Long endurance in the air, designed to destroy stationary and mobile ground targets, advanced sensors, no risk of endangering the pilot's life. This is how can be briefly described the multi-purpose unmanned aerial vehicle (UAV) MQ-9 Reaper, a representative of the growing phenomenon of combat drones.
Two decades ago, drones and UAVs were primarily used for intelligence gathering or reconnaissance operations. However, this changed with the arrival of the MQ-1 Predator in 2001, which, despite its imperfections, has also made its way into many movies and computer games. A major shift came six years later with the arrival of the MQ-9 Reaper, developed by General Atomics. The Reaper is bigger, heavier, faster, and above all, much better armed than its predecessor.

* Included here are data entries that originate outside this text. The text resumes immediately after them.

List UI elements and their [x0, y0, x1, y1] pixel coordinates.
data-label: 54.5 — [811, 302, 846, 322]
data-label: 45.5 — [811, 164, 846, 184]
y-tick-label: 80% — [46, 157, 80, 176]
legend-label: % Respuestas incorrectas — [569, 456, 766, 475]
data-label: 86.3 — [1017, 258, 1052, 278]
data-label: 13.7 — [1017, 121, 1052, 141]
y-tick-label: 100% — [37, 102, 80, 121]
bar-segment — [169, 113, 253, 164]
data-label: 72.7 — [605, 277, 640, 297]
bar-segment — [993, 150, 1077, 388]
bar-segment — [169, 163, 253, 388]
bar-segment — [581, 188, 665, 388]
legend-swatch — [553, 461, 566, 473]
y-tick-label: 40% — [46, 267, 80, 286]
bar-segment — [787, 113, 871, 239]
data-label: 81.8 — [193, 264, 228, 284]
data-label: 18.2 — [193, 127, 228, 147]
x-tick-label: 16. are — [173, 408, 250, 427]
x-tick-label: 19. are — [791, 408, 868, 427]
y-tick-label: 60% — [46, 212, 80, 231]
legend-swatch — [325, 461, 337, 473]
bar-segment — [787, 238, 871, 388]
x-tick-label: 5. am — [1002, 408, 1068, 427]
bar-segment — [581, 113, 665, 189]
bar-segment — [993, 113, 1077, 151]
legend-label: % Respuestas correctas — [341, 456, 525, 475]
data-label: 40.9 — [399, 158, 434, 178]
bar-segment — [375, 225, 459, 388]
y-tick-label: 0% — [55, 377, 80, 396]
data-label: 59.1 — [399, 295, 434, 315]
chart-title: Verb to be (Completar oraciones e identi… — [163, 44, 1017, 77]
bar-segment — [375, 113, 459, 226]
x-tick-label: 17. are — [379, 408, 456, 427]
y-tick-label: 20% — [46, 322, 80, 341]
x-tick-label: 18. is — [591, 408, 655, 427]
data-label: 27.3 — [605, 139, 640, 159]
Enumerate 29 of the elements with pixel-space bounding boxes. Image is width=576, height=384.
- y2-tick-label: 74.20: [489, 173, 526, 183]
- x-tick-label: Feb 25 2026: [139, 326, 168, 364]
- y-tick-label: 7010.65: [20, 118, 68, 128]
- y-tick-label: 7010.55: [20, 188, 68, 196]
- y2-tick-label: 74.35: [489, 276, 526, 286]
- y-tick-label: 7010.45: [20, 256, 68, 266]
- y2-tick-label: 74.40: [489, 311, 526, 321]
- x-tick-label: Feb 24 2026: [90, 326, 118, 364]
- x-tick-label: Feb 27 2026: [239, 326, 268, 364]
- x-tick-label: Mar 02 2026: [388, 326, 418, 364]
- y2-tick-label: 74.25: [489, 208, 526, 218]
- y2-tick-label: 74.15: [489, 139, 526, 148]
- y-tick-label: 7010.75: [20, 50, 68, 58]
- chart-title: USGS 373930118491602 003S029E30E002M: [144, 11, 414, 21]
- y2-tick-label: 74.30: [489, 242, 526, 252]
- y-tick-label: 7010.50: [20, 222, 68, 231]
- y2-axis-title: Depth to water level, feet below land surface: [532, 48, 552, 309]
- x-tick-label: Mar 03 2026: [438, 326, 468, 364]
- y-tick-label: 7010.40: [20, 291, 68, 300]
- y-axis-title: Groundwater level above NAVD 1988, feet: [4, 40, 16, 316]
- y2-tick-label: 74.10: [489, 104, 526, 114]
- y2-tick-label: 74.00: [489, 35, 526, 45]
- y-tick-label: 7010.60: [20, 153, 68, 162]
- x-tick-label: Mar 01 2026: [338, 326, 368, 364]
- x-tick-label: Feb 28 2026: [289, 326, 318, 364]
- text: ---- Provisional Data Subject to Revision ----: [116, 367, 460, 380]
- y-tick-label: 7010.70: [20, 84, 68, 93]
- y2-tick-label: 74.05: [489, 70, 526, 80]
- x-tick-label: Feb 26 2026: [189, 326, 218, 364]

It can be equipped with four AGM-114 Hellfire air-to-surface missiles, a pair of GBU-12 Paveway II laser-guided bombs, and air-to-air missile testing is also underway. One of the important parameters of drones is also endurance in the air - how long the aircraft can operate without having to land and refuel. A fully armed Reaper can hover over a battlefield for up to 14 hours, or up to 30 hours without armament. That's considerably longer than the working hours of a three-man crew operating the aircraft remotely. In addition to potentially engaging ground targets, the Reaper can perform reconnaissance tasks using its advanced sensors and radars, bringing significantly improved operational awareness. For these purposes, Reaper is used by NASA, for example, in monitoring forest fires or spaceports.
Primarily, the Reaper is used by the United States Air Force, which has approximately 350 aircraft. It can also be found in the MQ-9B Sky/Sea Guardian version in the French, British and Belgian air forces. Since its entry into service in 2007, the aircraft has also participated in several missions. For example, it has been deployed in Iraq and Syria in the fight against the so-called Islamic State, and Reaper aircraft are also involved in patrolling the Indian Ocean to protect shipping lanes from pirate attacks.